-“Y
aunque la vida es muy corta, también es muy larga. Hay tiempo para todo es su
transcurso. No tengas prisa por obtener las cosas, vienen solas.”- Le decía
muchas veces su padre.
Largo había sido el tiempo necesario para comprender aquellas palabras que le recordaban ahora otras, convertidas en eterno proverbio: “Todo tiene su tiempo bajo el sol. Hay tiempo de nacer y tiempo de morir…”
Cuantas
veces había dudado del significado de aquella dualidad con la que su padre
trató siempre de explicarle el verdadero sentido de la vida, que no era otro que vivir de forma
intensa, apasionadamente en cada instante.
Amar
la vida era el mensaje, el significado final. Hacerlo para saborearla,
para experimentar en ella formas del ser, para soportar su fuerza y saber de
nuestra resistencia.
Vida
corta para el ansia indomable y larga para la impotencia insoportable del ser.
Vida que es todo pero que también es parte, imposible de contener en el espacio
y el tiempo sino es dejando paso a su transcurso inescrutable. Vida que todo
lo trae y todo lo lleva, aliada igual del recuerdo que del olvido.

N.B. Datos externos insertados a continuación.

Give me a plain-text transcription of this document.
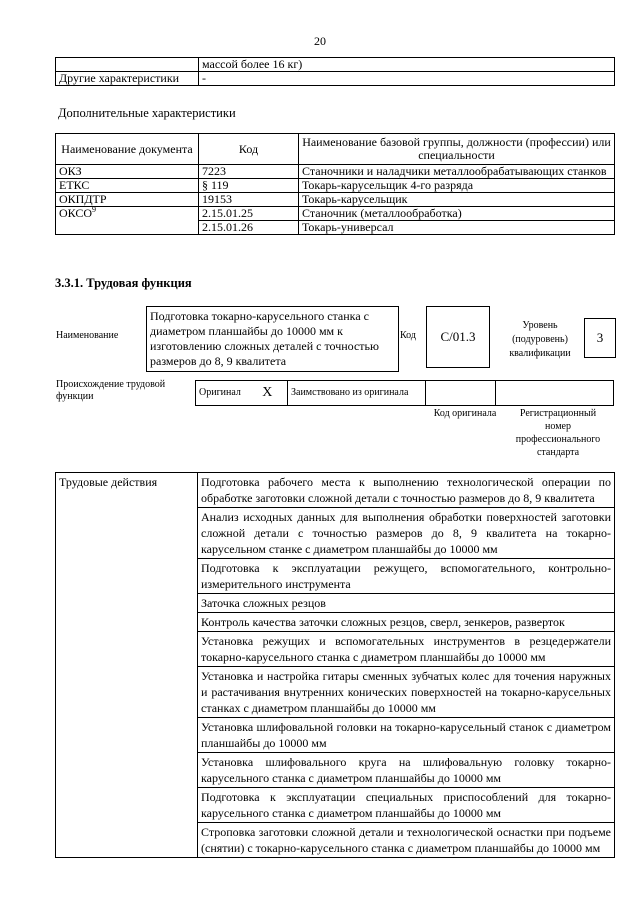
20
	массой более 16 кг)
Другие характеристики	-
Дополнительные характеристики
Наименование документа	Код	Наименование базовой группы, должности (профессии) или специальности
ОКЗ	7223	Станочники и наладчики металлообрабатывающих станков
ЕТКС	§ 119	Токарь-карусельщик 4-го разряда
ОКПДТР	19153	Токарь-карусельщик
ОКСО$^9$	2.15.01.25	Станочник (металлообработка)
	2.15.01.26	Токарь-универсал
3.3.1. Трудовая функция
Наименование
Подготовка токарно-карусельного станка с диаметром планшайбы до 10000 мм к изготовлению сложных деталей с точностью размеров до 8, 9 квалитета
Код	С/01.3
Уровень (подуровень) квалификации
3
Происхождение трудовой функции	Оригинал	X	Заимствовано из оригинала		
Код оригинала	Регистрационный номер профессионального стандарта
Трудовые действия	Подготовка рабочего места к выполнению технологической операции по обработке заготовки сложной детали с точностью размеров до 8, 9 квалитета
Анализ исходных данных для выполнения обработки поверхностей заготовки сложной детали с точностью размеров до 8, 9 квалитета на токарно-карусельном станке с диаметром планшайбы до 10000 мм
Подготовка к эксплуатации режущего, вспомогательного, контрольно-измерительного инструмента
Заточка сложных резцов
Контроль качества заточки сложных резцов, сверл, зенкеров, разверток
Установка режущих и вспомогательных инструментов в резцедержатели токарно-карусельного станка с диаметром планшайбы до 10000 мм
Установка и настройка гитары сменных зубчатых колес для точения наружных и растачивания внутренних конических поверхностей на токарно-карусельных станках с диаметром планшайбы до 10000 мм
Установка шлифовальной головки на токарно-карусельный станок с диаметром планшайбы до 10000 мм
Установка шлифовального круга на шлифовальную головку токарно-карусельного станка с диаметром планшайбы до 10000 мм
Подготовка к эксплуатации специальных приспособлений для токарно-карусельного станка с диаметром планшайбы до 10000 мм
Строповка заготовки сложной детали и технологической оснастки при подъеме (снятии) с токарно-карусельного станка с диаметром планшайбы до 10000 мм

Miró entonces su insatisfacción y comprobó que pertenecía a la parcialidad con que la vida se mostraba haciendo todo diferente cada mañana, y que no permitía disfrutarla en plenitud por ser demasiado extensa, infinita a su tiempo. Se dijo que no podía abarcar el horizonte entre sus manos, ni contener demasiado el aire en sus pulmones, ni parar el reloj del tiempo cuando se sentía desdichado; pero que, como su felicidad, el dolor también era limitado, venía con la vida y con ella se iba.
Y respiró entonces el aire como el niño que fue, el joven que saciara después con humo el ansia de vida de sus pulmones, agitados por un corazón apasionado; como el amante que con un beso impetuoso contenía el aliento en cada instante de pasión.